Об этом "где" она в последний момент
благоразумно умолчала. Так вдруг неожиданно прекращает свое разрушительное
действие внезапно налетевший шквал ветра... В отделе наступила тишина, и
лишь шумное дыхание разгневанной Лидии Даниловны нарушало ее. Хищно прищурив
глаза, рыжая молча подошла к ней вплотную и вдруг рассмеялась прямо в лицо,
очень натурально. А когда остановилась...
"А вы знаете, где? Что это, педагогический
опыт вам подсказывает или ненависть к подрастающему поколению? Вы у нас,
Лидия Даниловна, женщина порядочная. Знаете почему? Да потому, что на вас
никто уже не позарится!
Ушел поезд, тю-тю... Картина известного художника
"Все в прошлом!" Да и сколько можно? Пора молодым дорогу уступать.
Так что, все по-братски - вам почет, а нам - дорога!"
Рыжая отошла к своему столу, напевая модную песенку
"Дорога, дорога, дорога..." "А про ваши школьные подвиги у
нас, между прочим, здесь все в курсе. Ого, как вам стало интересно! Да не
выкатывайте глаза, подумаешь, большой секрет! И про подушечку, которую вам
предок шефа под зад подкладывал, тоже все знают, добродетельная вы наша! Уж
не на ней ли вы сейчас сидите? В память о боевом прошлом, так сказать? Если
вы думаете, что я придумываю, то вот у них спросите. Да он сам и рассказал,
когда вас сюда пристраивал. Так что все о'кей! Растет достойная смена
ветеранам. А с подушечкой это вы ловко придумали, кстати, дали бы
попользоваться, коллега, вам она без надобности теперь".

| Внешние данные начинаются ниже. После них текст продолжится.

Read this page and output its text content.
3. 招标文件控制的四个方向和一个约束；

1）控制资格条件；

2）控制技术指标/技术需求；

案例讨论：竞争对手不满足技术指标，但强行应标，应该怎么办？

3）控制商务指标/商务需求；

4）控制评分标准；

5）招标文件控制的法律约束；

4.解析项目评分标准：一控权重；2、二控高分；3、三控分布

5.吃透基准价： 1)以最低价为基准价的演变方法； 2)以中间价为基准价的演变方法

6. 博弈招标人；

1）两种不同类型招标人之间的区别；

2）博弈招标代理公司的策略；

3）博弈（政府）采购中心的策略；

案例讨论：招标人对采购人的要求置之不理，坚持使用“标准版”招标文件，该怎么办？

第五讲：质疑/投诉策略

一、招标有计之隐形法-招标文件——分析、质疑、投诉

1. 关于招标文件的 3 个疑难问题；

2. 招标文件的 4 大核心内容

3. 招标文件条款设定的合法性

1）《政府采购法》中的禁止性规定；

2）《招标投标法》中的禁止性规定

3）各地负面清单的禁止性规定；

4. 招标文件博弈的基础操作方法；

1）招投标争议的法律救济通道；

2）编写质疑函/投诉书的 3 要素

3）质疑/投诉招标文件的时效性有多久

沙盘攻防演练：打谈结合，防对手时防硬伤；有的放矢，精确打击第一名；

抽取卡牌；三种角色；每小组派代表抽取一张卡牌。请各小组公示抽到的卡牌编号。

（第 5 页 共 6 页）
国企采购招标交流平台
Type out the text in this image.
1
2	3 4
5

Смысл последних слов плохо доходил до Лидии
Даниловны. Она слышала и одновременно не слышала, как будто что-то
сместилось в ее голове, или это пол начал потихоньку раскачиваться... Лидия
Даниловна машинально вытерла пот над губой и все старалась вдохнуть воздух,
и сделать это незаметно, но чувствовала, что выглядит при этом жалко и
нелепо.
Рыжая еще что-то говорила, остальные девицы
гаденько ей подхихикивали. Она вдруг почувствовала себя раздетой до нижнего
белья - старого, заношенного и совсем не предназначенного для посторонних
глаз. "Женщина должна быть готова раздеться не только на приеме у
врача..." Все ушли. Рабочий день закончился.

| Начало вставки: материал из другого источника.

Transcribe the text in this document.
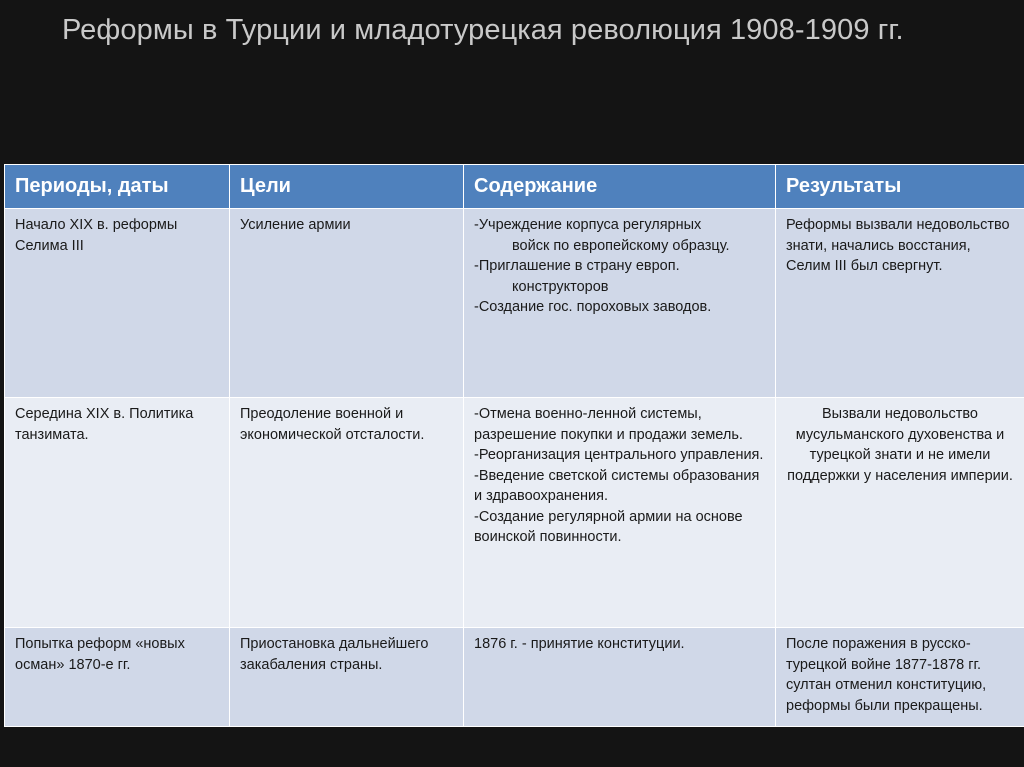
Реформы в Турции и младотурецкая революция 1908-1909 гг.
Периоды, даты	Цели	Содержание	Результаты
Начало XIX в. реформы Селима III	Усиление армии	-Учреждение корпуса регулярных
войск по европейскому образцу.
-Приглашение в страну европ.
конструкторов
-Создание гос. пороховых заводов.	Реформы вызвали недовольство знати, начались восстания, Селим III был свергнут.
Середина XIX в. Политика танзимата.	Преодоление военной и экономической отсталости.	-Отмена военно-ленной системы, разрешение покупки и продажи земель.
-Реорганизация центрального управления.
-Введение светской системы образования и здравоохранения.
-Создание регулярной армии на основе воинской повинности.	Вызвали недовольство мусульманского духовенства и турецкой знати и не имели поддержки у населения империи.
Попытка реформ «новых осман» 1870-е гг.	Приостановка дальнейшего закабаления страны.	1876 г. - принятие конституции.	После поражения в русско-турецкой войне 1877-1878 гг. султан отменил конституцию, реформы были прекращены.
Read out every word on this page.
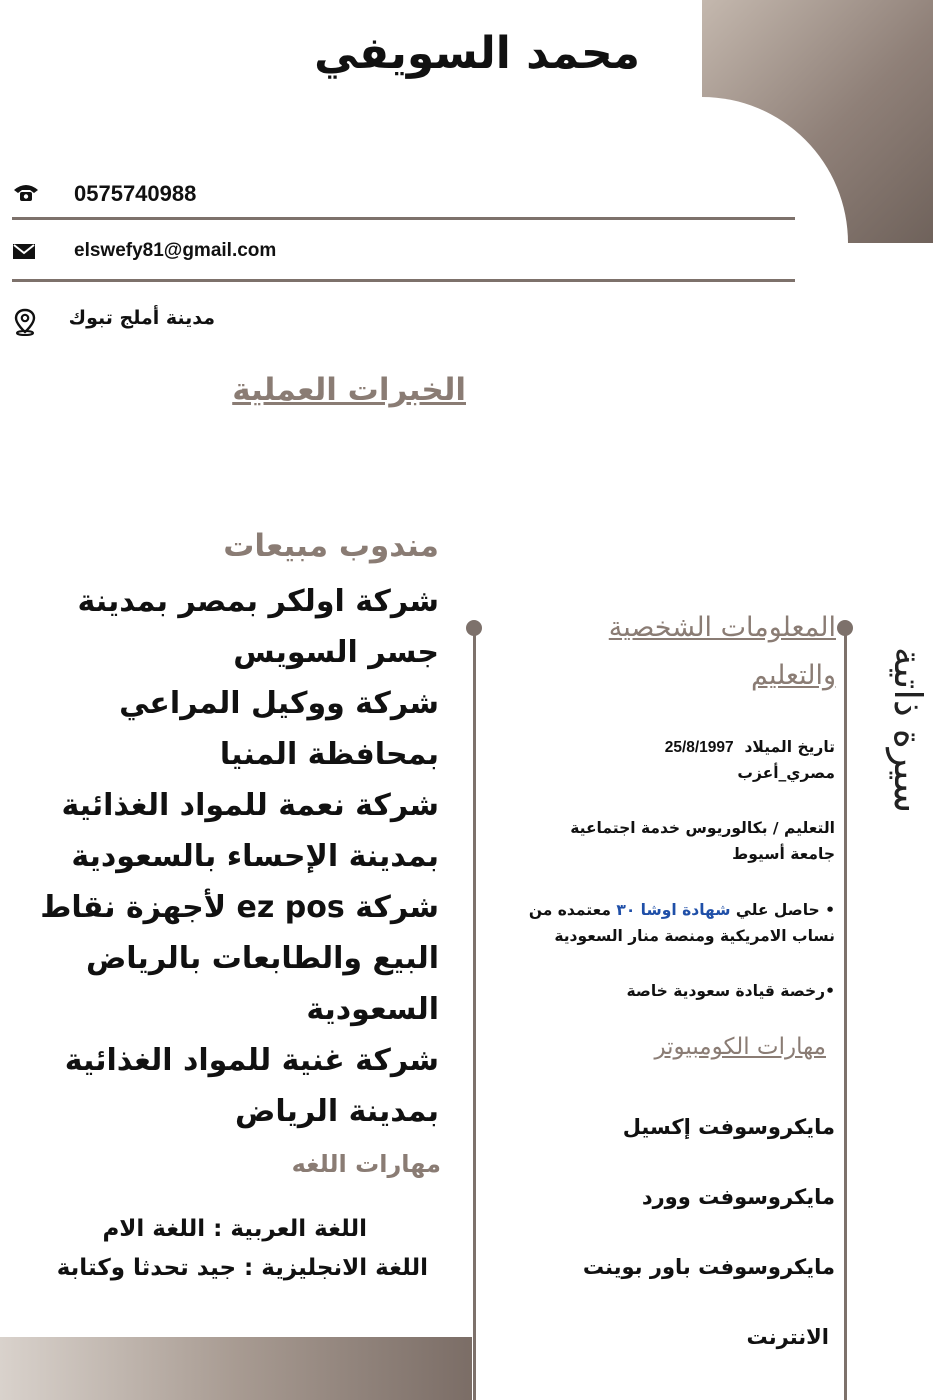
محمد السويفي
0575740988
elswefy81@gmail.com
مدينة أملج تبوك
الخبرات العملية
مندوب مبيعات
شركة اولكر بمصر بمدينة
جسر السويس
شركة ووكيل المراعي
بمحافظة المنيا
شركة نعمة للمواد الغذائية
بمدينة الإحساء بالسعودية
شركة ez pos لأجهزة نقاط
البيع والطابعات بالرياض
السعودية
شركة غنية للمواد الغذائية
بمدينة الرياض
مهارات اللغه
اللغة العربية : اللغة الام
اللغة الانجليزية : جيد تحدثا وكتابة
سيرة ذاتية
المعلومات الشخصية
والتعليم
تاريخ الميلاد  25/8/1997
مصري_أعزب
التعليم / بكالوريوس خدمة اجتماعية
جامعة أسيوط
• حاصل علي شهادة اوشا ٣٠ معتمده من
نساب الامريكية ومنصة منار السعودية
•رخصة قيادة سعودية خاصة
مهارات الكومبيوتر
مايكروسوفت إكسيل
مايكروسوفت وورد
مايكروسوفت باور بوينت
الانترنت
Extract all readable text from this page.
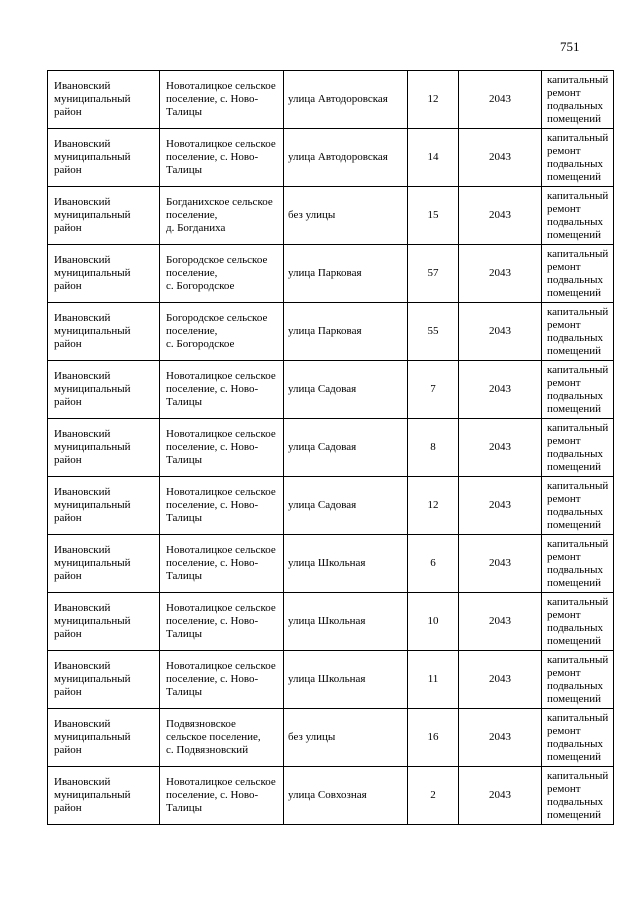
751
Ивановский
муниципальный
район	Новоталицкое сельское
поселение, с. Ново-
Талицы	улица Автодоровская	12	2043	капитальный
ремонт
подвальных
помещений

Ивановский
муниципальный
район	Новоталицкое сельское
поселение, с. Ново-
Талицы	улица Автодоровская	14	2043	капитальный
ремонт
подвальных
помещений

Ивановский
муниципальный
район	Богданихское сельское
поселение,
д. Богданиха	без улицы	15	2043	капитальный
ремонт
подвальных
помещений

Ивановский
муниципальный
район	Богородское сельское
поселение,
с. Богородское	улица Парковая	57	2043	капитальный
ремонт
подвальных
помещений

Ивановский
муниципальный
район	Богородское сельское
поселение,
с. Богородское	улица Парковая	55	2043	капитальный
ремонт
подвальных
помещений

Ивановский
муниципальный
район	Новоталицкое сельское
поселение, с. Ново-
Талицы	улица Садовая	7	2043	капитальный
ремонт
подвальных
помещений

Ивановский
муниципальный
район	Новоталицкое сельское
поселение, с. Ново-
Талицы	улица Садовая	8	2043	капитальный
ремонт
подвальных
помещений

Ивановский
муниципальный
район	Новоталицкое сельское
поселение, с. Ново-
Талицы	улица Садовая	12	2043	капитальный
ремонт
подвальных
помещений

Ивановский
муниципальный
район	Новоталицкое сельское
поселение, с. Ново-
Талицы	улица Школьная	6	2043	капитальный
ремонт
подвальных
помещений

Ивановский
муниципальный
район	Новоталицкое сельское
поселение, с. Ново-
Талицы	улица Школьная	10	2043	капитальный
ремонт
подвальных
помещений

Ивановский
муниципальный
район	Новоталицкое сельское
поселение, с. Ново-
Талицы	улица Школьная	11	2043	капитальный
ремонт
подвальных
помещений

Ивановский
муниципальный
район	Подвязновское
сельское поселение,
с. Подвязновский	без улицы	16	2043	капитальный
ремонт
подвальных
помещений

Ивановский
муниципальный
район	Новоталицкое сельское
поселение, с. Ново-
Талицы	улица Совхозная	2	2043	капитальный
ремонт
подвальных
помещений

"Сейчас встану и пойду..." Но ни встать,
ни пойти не смогла. Она сидела. Просто сидела и ни о чем не думала. Слева,
где сердце, возникла тупая боль. В висках неприятно покалывало, ноги были
чужими и тяжелыми.
"Стара барыня на вате!" Эта фраза,
знакомая с детства, необъяснимым образом вернула ее в настоящее.
"Стареешь, Даниловна!"
Она встала, собрала в сумку свои немногочисленные
личные вещи. Заметила диванную подушечку, на которой все время сидела и,
улыбнувшись, тоже положила в сумку.
Конечно, это была не та подушечка! А была ли?
"Надо Михаила Валерьяновича предупредить, что совсем ухожу..."
Мысленное обращение к шефу по имени-отчеству было для нее неожиданным... От
этого или от чего еще грустная улыбка вновь оживила ее лицо. Неторопливо
подошла к двери кабинета... Удивительно! Но с каждым шагом боль и обида
уменьшались, будто часть ее самой отделялась и исчезала в головокружительной
пустоте.
"До пенсии осталось совсем немного. А время... Время летит быстро..." Она вернулась к своему рабочему месту, достала из сумки маленький календарь и поставила жирный крест еще на одном дне.